Steampunk, wonderful steampunk! I've been reading my way through the YA category of this year's Locus Awards for sci-fi and fantasy, and two of the five books nominated this year have a distinctly steampunkish feel (though Ian McDonald's very enjoyable Planesrunner is actually 'electricpunk', taking place in a parallel universe where oil has never been used as a source of energy). All of the books below have plenty of adventure, interesting and imaginative settings, awesome steampunk technology and brave, smart, resourceful heroes and heroines. They're really good for readers who aren't scared of a little dose of science with their fiction - a little bit of 'how the rollercoaster works' alongside the whole rollercoaster ride. All that, plus - airships! Air pirates! Mid-air battles!
For more than twenty years West Canvia and Lemuria have battled one another in a constant war. From the safety of his laboratory, weapons designer Thomas Riley has cleverly and proudly empowered the West Canvian forces with his brilliant designs. But when a risky alchemy experiment goes horribly wrong, Thomas and his wily assistant, Cynthia Bassett, are thrust onto the front lines of battle.

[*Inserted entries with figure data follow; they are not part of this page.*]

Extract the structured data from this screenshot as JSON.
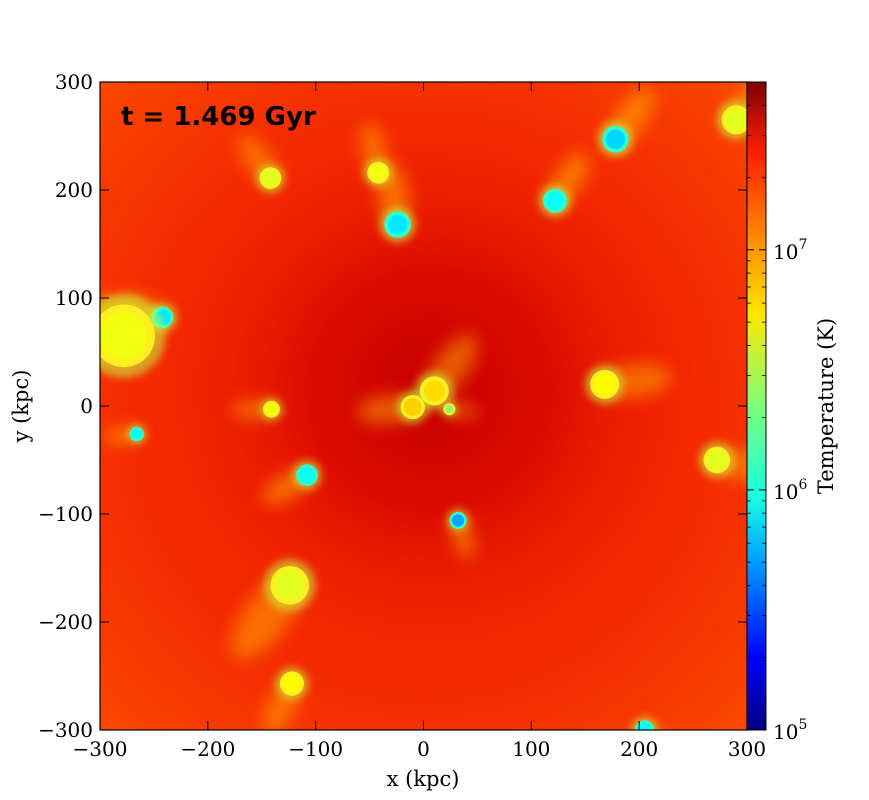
{
  "chart_data": {
    "type": "heatmap",
    "title": "",
    "annotation": "t = 1.469 Gyr",
    "xlabel": "x  (kpc)",
    "ylabel": "y  (kpc)",
    "xlim": [
      -300,
      300
    ],
    "ylim": [
      -300,
      300
    ],
    "xticks": [
      -300,
      -200,
      -100,
      0,
      100,
      200,
      300
    ],
    "yticks": [
      -300,
      -200,
      -100,
      0,
      100,
      200,
      300
    ],
    "xtick_labels": [
      "−300",
      "−200",
      "−100",
      "0",
      "100",
      "200",
      "300"
    ],
    "ytick_labels": [
      "−300",
      "−200",
      "−100",
      "0",
      "100",
      "200",
      "300"
    ],
    "grid": false,
    "colorbar": {
      "label": "Temperature  (K)",
      "scale": "log",
      "range": [
        100000,
        50000000
      ],
      "ticks": [
        100000,
        1000000,
        10000000
      ],
      "tick_bases": [
        "10",
        "10",
        "10"
      ],
      "tick_exponents": [
        "5",
        "6",
        "7"
      ],
      "colormap": "jet"
    },
    "background_temperature_K": 20000000,
    "central_temperature_K": 40000000,
    "cold_clumps": [
      {
        "x": 178,
        "y": 247,
        "r": 11,
        "T": 800000
      },
      {
        "x": 122,
        "y": 190,
        "r": 10,
        "T": 1100000
      },
      {
        "x": -24,
        "y": 168,
        "r": 11,
        "T": 900000
      },
      {
        "x": -242,
        "y": 82,
        "r": 9,
        "T": 900000
      },
      {
        "x": -108,
        "y": -64,
        "r": 9,
        "T": 1100000
      },
      {
        "x": 32,
        "y": -106,
        "r": 7,
        "T": 600000
      },
      {
        "x": -266,
        "y": -26,
        "r": 6,
        "T": 1100000
      },
      {
        "x": 205,
        "y": -300,
        "r": 8,
        "T": 1000000
      }
    ],
    "warm_clumps": [
      {
        "x": -142,
        "y": 211,
        "r": 9,
        "T": 4000000
      },
      {
        "x": -42,
        "y": 216,
        "r": 9,
        "T": 4500000
      },
      {
        "x": 10,
        "y": 14,
        "r": 12,
        "T": 6000000
      },
      {
        "x": -10,
        "y": -1,
        "r": 10,
        "T": 6500000
      },
      {
        "x": 24,
        "y": -3,
        "r": 5,
        "T": 2500000
      },
      {
        "x": -141,
        "y": -3,
        "r": 7,
        "T": 4500000
      },
      {
        "x": 168,
        "y": 20,
        "r": 12,
        "T": 5000000
      },
      {
        "x": 272,
        "y": -50,
        "r": 11,
        "T": 4000000
      },
      {
        "x": -124,
        "y": -166,
        "r": 16,
        "T": 4000000
      },
      {
        "x": -122,
        "y": -257,
        "r": 10,
        "T": 5000000
      },
      {
        "x": -278,
        "y": 65,
        "r": 26,
        "T": 4500000
      },
      {
        "x": 290,
        "y": 265,
        "r": 12,
        "T": 4000000
      }
    ]
  }
}
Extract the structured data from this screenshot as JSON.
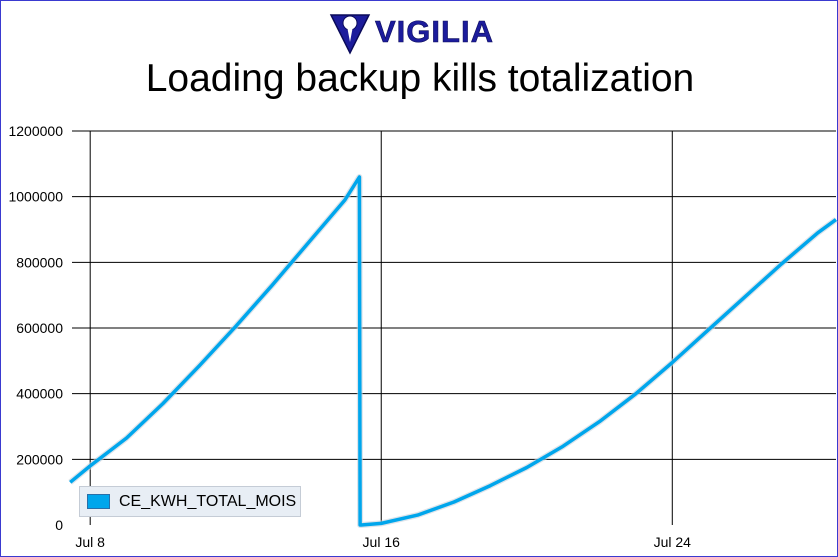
{
  "logo": {
    "text": "VIGILIA",
    "icon": "shield-lock-icon",
    "color": "#1c1c9c"
  },
  "chart_data": {
    "type": "line",
    "title": "Loading backup kills totalization",
    "xlabel": "",
    "ylabel": "",
    "ylim": [
      0,
      1200000
    ],
    "y_ticks": [
      0,
      200000,
      400000,
      600000,
      800000,
      1000000,
      1200000
    ],
    "y_tick_labels": [
      "0",
      "200000",
      "400000",
      "600000",
      "800000",
      "1000000",
      "1200000"
    ],
    "x_ticks": [
      8,
      16,
      24
    ],
    "x_tick_labels": [
      "Jul 8",
      "Jul 16",
      "Jul 24"
    ],
    "xlim": [
      7.5,
      28.5
    ],
    "grid": true,
    "legend": {
      "position": "bottom-left"
    },
    "series": [
      {
        "name": "CE_KWH_TOTAL_MOIS",
        "color": "#00a6ec",
        "x": [
          7.45,
          8.0,
          9.0,
          10.0,
          11.0,
          12.0,
          13.0,
          14.0,
          15.0,
          15.4,
          15.42,
          15.45,
          16.0,
          17.0,
          18.0,
          19.0,
          20.0,
          21.0,
          22.0,
          23.0,
          24.0,
          25.0,
          26.0,
          27.0,
          28.0,
          28.5
        ],
        "y": [
          130000,
          180000,
          265000,
          370000,
          485000,
          605000,
          730000,
          860000,
          990000,
          1060000,
          0,
          0,
          5000,
          30000,
          70000,
          120000,
          175000,
          240000,
          315000,
          400000,
          495000,
          595000,
          695000,
          795000,
          890000,
          930000
        ]
      }
    ]
  }
}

Forced into shaky alliances with murderous sky pirates in a deadly race to kidnap the only man who can undo the damage--the mad genius behind Lemuria's cunning armaments--Thomas' own genius is put to the ultimate test.
Twin brother and sister, Lenis and Missy, are slaves aboard the powerful airship the Hiryu - but when the airship is stolen on its maiden voyage, they find themselves working for a captain whose noble quest seems to make no sense.

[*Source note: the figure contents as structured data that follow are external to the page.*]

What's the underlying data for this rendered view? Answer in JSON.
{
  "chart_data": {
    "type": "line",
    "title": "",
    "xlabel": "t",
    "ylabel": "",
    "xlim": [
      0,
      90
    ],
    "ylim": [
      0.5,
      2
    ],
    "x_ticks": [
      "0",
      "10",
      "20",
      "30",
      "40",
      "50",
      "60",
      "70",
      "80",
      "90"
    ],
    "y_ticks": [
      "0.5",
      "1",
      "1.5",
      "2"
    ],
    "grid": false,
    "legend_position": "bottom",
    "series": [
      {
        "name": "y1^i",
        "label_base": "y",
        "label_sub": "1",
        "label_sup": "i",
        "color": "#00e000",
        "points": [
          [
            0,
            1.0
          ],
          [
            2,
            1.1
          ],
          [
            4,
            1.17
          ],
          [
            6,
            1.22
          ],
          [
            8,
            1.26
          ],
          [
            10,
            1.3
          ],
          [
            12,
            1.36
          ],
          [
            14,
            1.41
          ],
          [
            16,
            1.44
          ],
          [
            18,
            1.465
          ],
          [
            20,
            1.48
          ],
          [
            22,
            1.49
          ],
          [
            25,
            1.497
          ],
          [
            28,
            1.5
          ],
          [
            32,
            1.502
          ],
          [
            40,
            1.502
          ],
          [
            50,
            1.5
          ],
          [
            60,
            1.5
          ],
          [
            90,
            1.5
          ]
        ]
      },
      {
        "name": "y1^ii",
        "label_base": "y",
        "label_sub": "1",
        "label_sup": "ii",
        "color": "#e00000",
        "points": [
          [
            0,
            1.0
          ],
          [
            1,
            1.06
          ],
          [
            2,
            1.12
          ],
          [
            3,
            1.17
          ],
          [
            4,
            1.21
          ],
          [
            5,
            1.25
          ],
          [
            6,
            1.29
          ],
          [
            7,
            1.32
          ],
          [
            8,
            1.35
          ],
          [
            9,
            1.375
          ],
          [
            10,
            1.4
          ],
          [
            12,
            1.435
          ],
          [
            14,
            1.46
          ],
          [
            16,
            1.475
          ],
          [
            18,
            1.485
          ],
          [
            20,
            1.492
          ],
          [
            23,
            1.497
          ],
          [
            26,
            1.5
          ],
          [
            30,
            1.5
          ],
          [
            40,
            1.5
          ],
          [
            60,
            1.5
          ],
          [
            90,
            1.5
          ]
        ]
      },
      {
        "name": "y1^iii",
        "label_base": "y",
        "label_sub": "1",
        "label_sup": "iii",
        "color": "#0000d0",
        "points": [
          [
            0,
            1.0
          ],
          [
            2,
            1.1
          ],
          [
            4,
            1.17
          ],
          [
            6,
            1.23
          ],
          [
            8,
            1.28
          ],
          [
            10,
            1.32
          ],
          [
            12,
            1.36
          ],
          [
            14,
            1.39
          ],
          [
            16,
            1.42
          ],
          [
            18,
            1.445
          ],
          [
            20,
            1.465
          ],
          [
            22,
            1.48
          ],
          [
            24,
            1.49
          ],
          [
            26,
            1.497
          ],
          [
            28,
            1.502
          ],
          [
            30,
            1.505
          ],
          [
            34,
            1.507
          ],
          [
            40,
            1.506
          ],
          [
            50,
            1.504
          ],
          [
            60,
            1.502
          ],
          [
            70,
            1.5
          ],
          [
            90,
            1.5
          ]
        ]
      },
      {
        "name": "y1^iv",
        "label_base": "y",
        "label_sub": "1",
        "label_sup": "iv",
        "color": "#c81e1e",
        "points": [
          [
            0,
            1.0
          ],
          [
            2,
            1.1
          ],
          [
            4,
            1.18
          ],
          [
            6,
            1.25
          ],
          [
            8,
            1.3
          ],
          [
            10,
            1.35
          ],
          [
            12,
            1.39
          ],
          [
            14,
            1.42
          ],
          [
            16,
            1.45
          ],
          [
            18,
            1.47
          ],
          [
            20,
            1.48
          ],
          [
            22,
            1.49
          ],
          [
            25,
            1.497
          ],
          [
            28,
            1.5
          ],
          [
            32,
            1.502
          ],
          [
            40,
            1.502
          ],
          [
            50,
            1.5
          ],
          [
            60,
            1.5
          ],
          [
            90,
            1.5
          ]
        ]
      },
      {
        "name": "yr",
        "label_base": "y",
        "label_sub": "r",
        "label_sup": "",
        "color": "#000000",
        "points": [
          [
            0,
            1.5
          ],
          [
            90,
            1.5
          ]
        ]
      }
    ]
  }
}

The great Traction City lumbers after a small town, eager to strip its prey of all assets and move on. Resources on the Great Hunting Ground that once was Europe are so limited that mobile cities must consume one another to survive, a practice known as Municipal Darwinism.
Tom, an apprentice in the Guild of Historians, saves his hero, Head Historian Thaddeus Valentine, from a murder attempt by the mysterious Hester Shaw -- only to find himself thrown from the city and stranded with Hester in the Out Country. As they struggle to follow the tracks of the city, the sinister plans of London's leaders begin to unfold ...
As with many other readers out there on the net, the first line of this series just suckered me right in and made me want to read more:
"It was a dark, blustery afternoon in spring, and the city of London was chasing a small mining town across the dried-out bed of the old North Sea."
Leviathan / written by Scott Westerfeld ; illustrated by Keith Thompson
In an alternate 1914 Europe, fifteen-year-old Austrian Prince Alek, on the run from the Clanker Powers who are attempting to take over the globe using mechanical machinery, forms an uneasy alliance with Deryn who, disguised as a boy to join the British Air Service, is learning to fly genetically-engineered beasts.
The author offers a really neat twist on the usual mechanical airships - the Darwinists have been able to genetically splice together living creatures and make biological airships! Deryn has a great relationship with all of these 'beasties' and it is interesting to see the living ships through the eyes of Alek, who has only fought using mechs. I liked Alek, particularly, because he was trying so hard to keep secrets and make smart decisions in a tough situation, but he got it wrong sometimes, and it didn't stop him from trying to do what he thought was right.
When fourteen-year-old Everett Singh's scientist father is kidnapped from the streets of London, he leaves a mysterious app on Everett's computer giving him access to the Infundibulum--a map of parallel earths--which is being sought by technologically advanced dark powers that Everett must somehow elude while he tries to rescue his father.
I really enjoyed this book. More than any of the others, I felt like I was reading about - visiting - a real world, full of vivid sights and sounds and smells. I loved the way Ian McDonald took me aboard a 'real' airship in alternative England, where the crew had their own way of doing things and even their own language (based on thieves' cant). There is a fair amount of science in here, but to me it didn't feel like it slowed down the plot too much. The only pain with this one is the wait for the next book because it ends on an absolute cliffhanger.